起きてからはすごく怖くなって、肉類を保管していた冷蔵庫を恐る恐る開けたが、案の定、そこに人体らしき組織はなかった。
5 月19日
娘は最近、様子を取り戻したようだった。また元気いっぱいのあの子に戻った。本当によかった。 部活はまだしんどいらしいけど、頑張りきれたらそれでいいから。あやかは 日々頑張っているから、と伝えると、彼女は嬉しそうにしていた。
妻は今日、帰省すると言った。
5 月21日
関口は失踪したらしい。
この狭い田舎では噂がたちまち広がり、学校でも放 課後は一人で帰らないように、と言った注意喚起の旨が掲示されてある。警察から聴取されたが、何のことかわからない。
あの夢とはなんの関連があるのか、正夢....いや、そんなはずがない。
5月25日
下水道から薄まった血液が発見され、その中から関口のDNAが検出された。私の家が根源だった。
そして、やっと目覚めた。
あの錆びた階段の向かう先はあやかも妻もなく、何度もそこで自殺しようと捗ったショッピングモールの屋上。それだけだった。

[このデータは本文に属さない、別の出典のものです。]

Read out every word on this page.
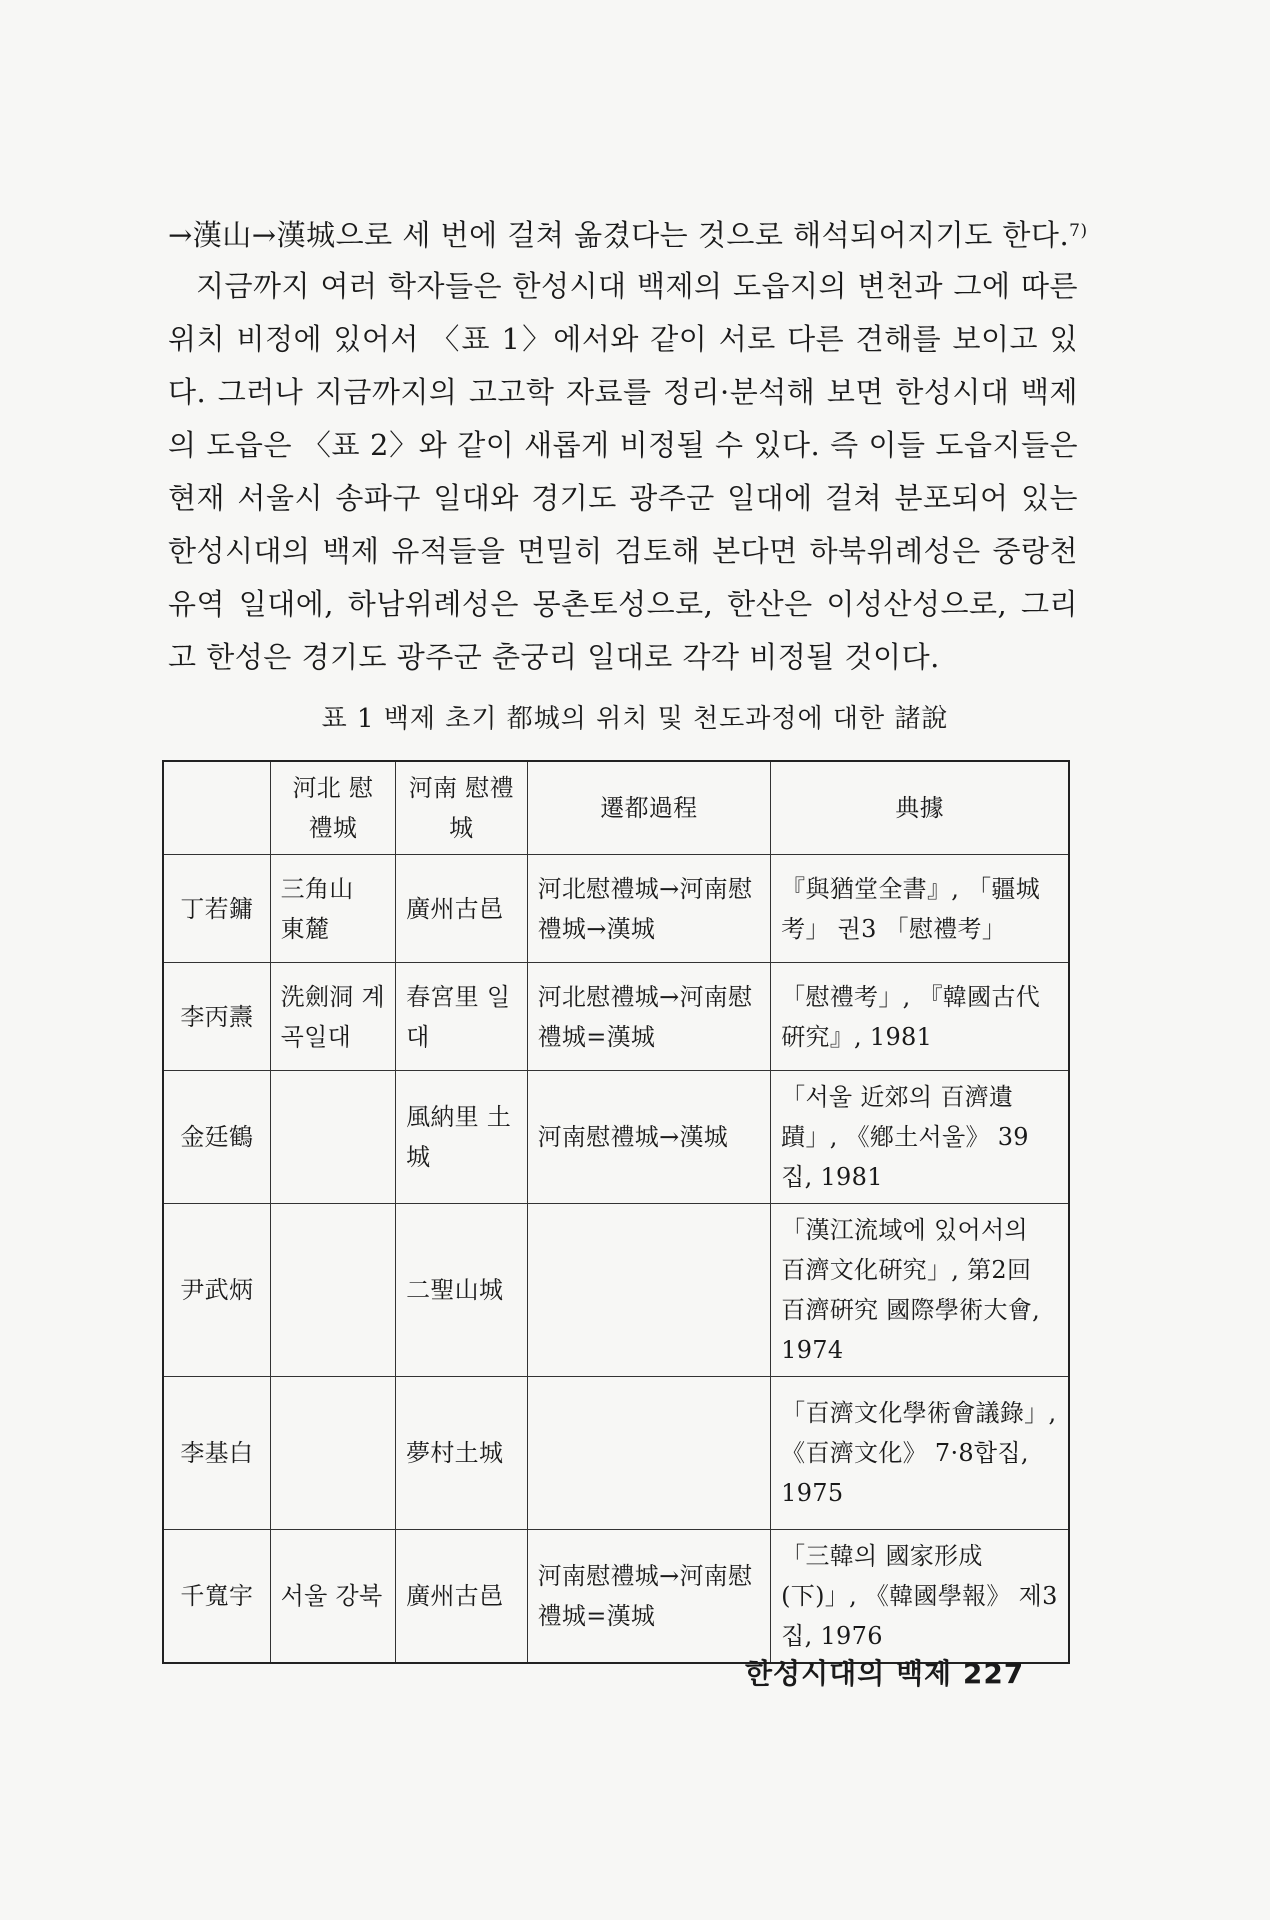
→漢山→漢城으로 세 번에 걸쳐 옮겼다는 것으로 해석되어지기도 한다.$^{7)}$
지금까지 여러 학자들은 한성시대 백제의 도읍지의 변천과 그에 따른 위치 비정에 있어서 〈표 1〉에서와 같이 서로 다른 견해를 보이고 있다. 그러나 지금까지의 고고학 자료를 정리·분석해 보면 한성시대 백제의 도읍은 〈표 2〉와 같이 새롭게 비정될 수 있다. 즉 이들 도읍지들은 현재 서울시 송파구 일대와 경기도 광주군 일대에 걸쳐 분포되어 있는 한성시대의 백제 유적들을 면밀히 검토해 본다면 하북위례성은 중랑천 유역 일대에, 하남위례성은 몽촌토성으로, 한산은 이성산성으로, 그리고 한성은 경기도 광주군 춘궁리 일대로 각각 비정될 것이다.
표 1 백제 초기 都城의 위치 및 천도과정에 대한 諸說
	河北 慰禮城	河南 慰禮城	遷都過程	典據
丁若鏞	三角山 東麓	廣州古邑	河北慰禮城→河南慰禮城→漢城	『與猶堂全書』, 「疆城考」 권3 「慰禮考」
李丙燾	洗劍洞 계곡일대	春宮里 일대	河北慰禮城→河南慰禮城=漢城	「慰禮考」, 『韓國古代硏究』, 1981
金廷鶴		風納里 土城	河南慰禮城→漢城	「서울 近郊의 百濟遺蹟」, 《鄕土서울》 39집, 1981
尹武炳		二聖山城		「漢江流域에 있어서의 百濟文化硏究」, 第2回 百濟硏究 國際學術大會, 1974
李基白		夢村土城		「百濟文化學術會議錄」, 《百濟文化》 7·8합집, 1975
千寬宇	서울 강북	廣州古邑	河南慰禮城→河南慰禮城=漢城	「三韓의 國家形成(下)」, 《韓國學報》 제3집, 1976
한성시대의 백제 227
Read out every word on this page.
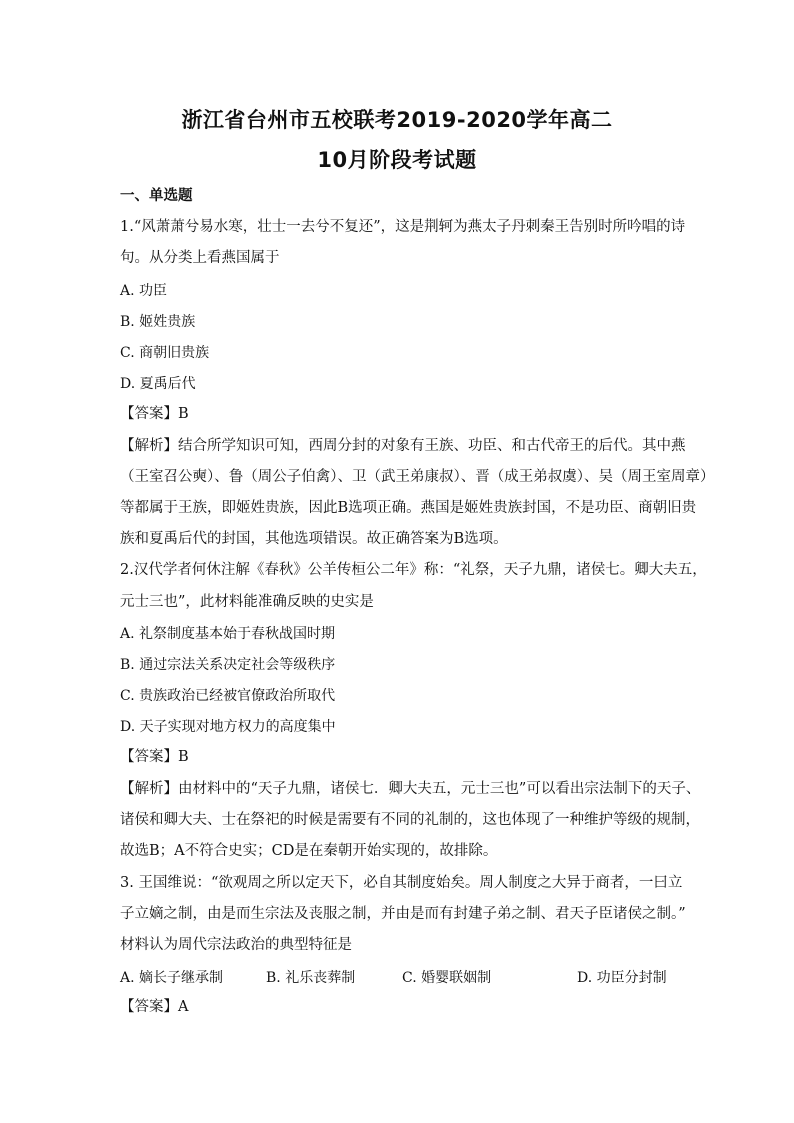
浙江省台州市五校联考2019-2020学年高二
10月阶段考试题
一、单选题
1.“风萧萧兮易水寒，壮士一去兮不复还”，这是荆轲为燕太子丹刺秦王告别时所吟唱的诗
句。从分类上看燕国属于
A. 功臣
B. 姬姓贵族
C. 商朝旧贵族
D. 夏禹后代
【答案】B
【解析】结合所学知识可知，西周分封的对象有王族、功臣、和古代帝王的后代。其中燕
（王室召公奭）、鲁（周公子伯禽）、卫（武王弟康叔）、晋（成王弟叔虞）、吴（周王室周章）
等都属于王族，即姬姓贵族，因此B选项正确。燕国是姬姓贵族封国，不是功臣、商朝旧贵
族和夏禹后代的封国，其他选项错误。故正确答案为B选项。
2.汉代学者何休注解《春秋》公羊传桓公二年》称：“礼祭，天子九鼎，诸侯七。卿大夫五，
元士三也”，此材料能准确反映的史实是
A. 礼祭制度基本始于春秋战国时期
B. 通过宗法关系决定社会等级秩序
C. 贵族政治已经被官僚政治所取代
D. 天子实现对地方权力的高度集中
【答案】B
【解析】由材料中的“天子九鼎，诸侯七．卿大夫五，元士三也”可以看出宗法制下的天子、
诸侯和卿大夫、士在祭祀的时候是需要有不同的礼制的，这也体现了一种维护等级的规制，
故选B；A不符合史实；CD是在秦朝开始实现的，故排除。
3. 王国维说：“欲观周之所以定天下，必自其制度始矣。周人制度之大异于商者，一曰立
子立嫡之制，由是而生宗法及丧服之制，并由是而有封建子弟之制、君天子臣诸侯之制。”
材料认为周代宗法政治的典型特征是
A. 嫡长子继承制	B. 礼乐丧葬制	C. 婚婴联姻制	D. 功臣分封制
【答案】A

これは私が最後に残す、生きた証拠になるかもしれない。
私の生きる意味はもうなくなった。
これから傷を忘れて何もなかったかのように生きていくことは私にはできない。
少なくとも私は、自分のしたいと思うことを成し遂げた。
それでも、あやかの苦しみを軽減することではないし、それを味わうこともできない。
来世は、幸せに暮らしてほしい。